Users can also give banks permission to use Tink’s platform to verify their data at other banks. This can speed up financial applications and transfers.
Tink’s platform already connects to more than 3,400 banks and financial institutions across Europe, representing more than 250 million customers.
Both the move into crypto and the acquisition of Tink demonstrate Visa’s forward-thinking business strategy.
New and Rapidly Expanding Avenues of Growth
But as I mentioned, crypto and open banking are looking to overtake cards when it comes to payments.
After all, cryptocurrency transactions can be done completely on the blockchain, without a need for a separate payment network like VisaNet.
Not only that, cryptocurrencies are capable of incorporating highly specialized functionalities that can make them perfectly suited for handling unique jobs and kinds of transactions that are just now existing for the first time.
It’s important to think of cryptocurrency as an entire sector, and not just Bitcoin and a few imitators, because it’s going to be newer up-and-coming coins that will be able to best meet the needs of the new, high-tech economy.
I know of three coins in particular that I see as particularly good fits for the demands of today, each with the potential for a huge surge in adoption, and to outperform the gains we’re seeing from Bitcoin.
Open banking, meanwhile, promises to connect financial institutions to each other directly, without the need for a middle-man like VisaNet. So, Visa’s strong moves into these spaces show how the firm keeps finding new avenues of growth.

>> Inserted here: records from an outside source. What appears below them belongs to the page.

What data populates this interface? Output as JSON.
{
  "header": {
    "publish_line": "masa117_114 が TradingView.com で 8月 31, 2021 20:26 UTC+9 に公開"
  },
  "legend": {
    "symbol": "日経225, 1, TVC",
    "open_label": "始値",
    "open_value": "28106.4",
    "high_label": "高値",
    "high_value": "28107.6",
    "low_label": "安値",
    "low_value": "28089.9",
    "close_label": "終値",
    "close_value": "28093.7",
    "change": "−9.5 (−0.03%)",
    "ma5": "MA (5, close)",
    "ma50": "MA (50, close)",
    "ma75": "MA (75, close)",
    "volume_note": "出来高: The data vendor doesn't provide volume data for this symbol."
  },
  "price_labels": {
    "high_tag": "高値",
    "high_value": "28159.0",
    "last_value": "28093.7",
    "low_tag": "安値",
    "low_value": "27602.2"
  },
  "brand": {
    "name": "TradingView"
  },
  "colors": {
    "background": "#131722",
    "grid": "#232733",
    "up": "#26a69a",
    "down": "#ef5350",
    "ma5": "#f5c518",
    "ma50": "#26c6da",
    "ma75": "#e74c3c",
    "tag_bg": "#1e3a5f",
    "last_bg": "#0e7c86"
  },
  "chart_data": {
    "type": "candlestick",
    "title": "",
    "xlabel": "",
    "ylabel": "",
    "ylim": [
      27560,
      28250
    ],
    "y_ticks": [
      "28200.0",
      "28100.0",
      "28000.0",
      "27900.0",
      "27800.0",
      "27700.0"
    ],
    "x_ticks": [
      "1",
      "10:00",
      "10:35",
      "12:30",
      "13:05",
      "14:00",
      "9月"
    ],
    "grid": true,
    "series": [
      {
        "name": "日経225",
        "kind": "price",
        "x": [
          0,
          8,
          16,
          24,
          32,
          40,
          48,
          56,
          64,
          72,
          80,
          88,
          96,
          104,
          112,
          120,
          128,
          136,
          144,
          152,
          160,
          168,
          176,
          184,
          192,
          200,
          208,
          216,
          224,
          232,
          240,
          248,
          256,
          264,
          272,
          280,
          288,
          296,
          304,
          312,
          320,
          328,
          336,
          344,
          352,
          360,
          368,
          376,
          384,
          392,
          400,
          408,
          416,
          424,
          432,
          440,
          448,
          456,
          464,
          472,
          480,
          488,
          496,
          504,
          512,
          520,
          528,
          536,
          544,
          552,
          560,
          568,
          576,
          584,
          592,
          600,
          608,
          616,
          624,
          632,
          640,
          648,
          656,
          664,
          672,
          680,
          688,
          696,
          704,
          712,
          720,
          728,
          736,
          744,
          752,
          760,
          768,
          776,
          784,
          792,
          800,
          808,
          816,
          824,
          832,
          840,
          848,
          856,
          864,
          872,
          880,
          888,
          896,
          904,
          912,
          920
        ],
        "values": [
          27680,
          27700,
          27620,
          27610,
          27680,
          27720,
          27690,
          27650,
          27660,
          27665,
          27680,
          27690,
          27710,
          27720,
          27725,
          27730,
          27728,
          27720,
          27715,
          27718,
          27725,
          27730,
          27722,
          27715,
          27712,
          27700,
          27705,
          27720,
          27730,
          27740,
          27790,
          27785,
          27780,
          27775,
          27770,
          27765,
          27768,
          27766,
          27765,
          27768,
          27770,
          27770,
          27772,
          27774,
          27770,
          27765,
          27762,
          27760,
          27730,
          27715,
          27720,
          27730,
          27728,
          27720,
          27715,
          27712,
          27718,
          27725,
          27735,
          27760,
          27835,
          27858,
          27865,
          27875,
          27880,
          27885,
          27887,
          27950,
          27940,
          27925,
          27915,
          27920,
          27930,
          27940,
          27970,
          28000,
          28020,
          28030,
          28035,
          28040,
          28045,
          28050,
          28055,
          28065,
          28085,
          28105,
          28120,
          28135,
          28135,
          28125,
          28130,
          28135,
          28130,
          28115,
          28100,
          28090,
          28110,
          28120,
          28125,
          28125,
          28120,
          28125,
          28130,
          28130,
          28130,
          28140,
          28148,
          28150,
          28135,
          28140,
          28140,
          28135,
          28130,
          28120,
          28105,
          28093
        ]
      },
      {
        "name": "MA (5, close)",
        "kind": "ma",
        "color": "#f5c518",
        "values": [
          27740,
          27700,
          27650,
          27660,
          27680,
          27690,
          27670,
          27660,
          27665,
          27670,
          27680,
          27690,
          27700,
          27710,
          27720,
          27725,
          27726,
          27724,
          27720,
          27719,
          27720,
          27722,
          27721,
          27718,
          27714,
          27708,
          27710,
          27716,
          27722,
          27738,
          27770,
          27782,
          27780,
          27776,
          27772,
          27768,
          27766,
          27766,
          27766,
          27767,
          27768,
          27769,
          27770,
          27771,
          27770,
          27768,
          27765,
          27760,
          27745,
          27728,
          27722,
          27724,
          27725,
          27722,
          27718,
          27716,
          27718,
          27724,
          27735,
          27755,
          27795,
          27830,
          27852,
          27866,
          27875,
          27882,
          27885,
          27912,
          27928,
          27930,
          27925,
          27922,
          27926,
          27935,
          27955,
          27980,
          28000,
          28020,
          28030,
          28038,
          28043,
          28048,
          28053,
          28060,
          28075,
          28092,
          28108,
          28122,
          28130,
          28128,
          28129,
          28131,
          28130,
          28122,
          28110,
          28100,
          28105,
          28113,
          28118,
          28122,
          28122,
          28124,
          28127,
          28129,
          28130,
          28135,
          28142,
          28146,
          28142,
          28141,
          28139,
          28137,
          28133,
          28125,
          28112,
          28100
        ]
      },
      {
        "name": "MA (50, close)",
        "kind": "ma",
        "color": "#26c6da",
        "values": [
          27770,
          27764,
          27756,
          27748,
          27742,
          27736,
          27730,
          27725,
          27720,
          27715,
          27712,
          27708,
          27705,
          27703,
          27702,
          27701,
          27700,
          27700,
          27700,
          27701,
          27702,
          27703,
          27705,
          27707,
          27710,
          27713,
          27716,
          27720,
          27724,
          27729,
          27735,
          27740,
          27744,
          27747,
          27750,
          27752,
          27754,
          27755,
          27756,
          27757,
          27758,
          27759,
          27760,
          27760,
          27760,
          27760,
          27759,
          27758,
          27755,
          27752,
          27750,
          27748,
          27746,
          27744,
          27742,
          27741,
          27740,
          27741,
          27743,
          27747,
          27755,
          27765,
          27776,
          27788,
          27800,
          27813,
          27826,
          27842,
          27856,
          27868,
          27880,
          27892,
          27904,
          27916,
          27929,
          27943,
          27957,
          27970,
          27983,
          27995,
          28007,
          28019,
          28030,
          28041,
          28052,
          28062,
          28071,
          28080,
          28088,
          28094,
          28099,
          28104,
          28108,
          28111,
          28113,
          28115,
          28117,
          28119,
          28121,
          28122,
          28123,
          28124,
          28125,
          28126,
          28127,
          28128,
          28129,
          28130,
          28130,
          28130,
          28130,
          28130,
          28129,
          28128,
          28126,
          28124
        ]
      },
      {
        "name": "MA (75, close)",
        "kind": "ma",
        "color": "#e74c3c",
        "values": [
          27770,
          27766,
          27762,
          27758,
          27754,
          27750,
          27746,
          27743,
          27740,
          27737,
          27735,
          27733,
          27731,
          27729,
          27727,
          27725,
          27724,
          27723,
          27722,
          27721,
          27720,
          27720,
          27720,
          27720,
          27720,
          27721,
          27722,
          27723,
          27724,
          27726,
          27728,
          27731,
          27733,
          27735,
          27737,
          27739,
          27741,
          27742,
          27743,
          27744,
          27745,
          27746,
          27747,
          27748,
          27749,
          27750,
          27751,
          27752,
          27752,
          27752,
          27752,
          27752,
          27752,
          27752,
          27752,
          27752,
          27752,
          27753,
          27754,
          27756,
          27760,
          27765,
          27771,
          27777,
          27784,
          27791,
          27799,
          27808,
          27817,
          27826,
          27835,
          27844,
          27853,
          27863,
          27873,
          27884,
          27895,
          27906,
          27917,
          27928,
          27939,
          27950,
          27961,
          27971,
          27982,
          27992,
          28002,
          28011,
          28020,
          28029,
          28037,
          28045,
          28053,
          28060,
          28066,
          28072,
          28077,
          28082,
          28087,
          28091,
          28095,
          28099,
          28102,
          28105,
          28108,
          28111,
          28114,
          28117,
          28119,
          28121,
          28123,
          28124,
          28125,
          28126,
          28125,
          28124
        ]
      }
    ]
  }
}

But you won’t have to wait for those moves to lead to earnings growth before you see returns.
Visa shares are already outperforming the market. Since the market rebounded on May 12, Visa has gained 11.7%, beating the S&P 500 by 62.5%.
Please don’t think this is a one-off.
Over the past five years, the S&P 500 has basically doubled. But Visa crushed that with returns of nearly 217%.
That’s why I say you should look at this fintech leader as a great foundational play for your portfolio.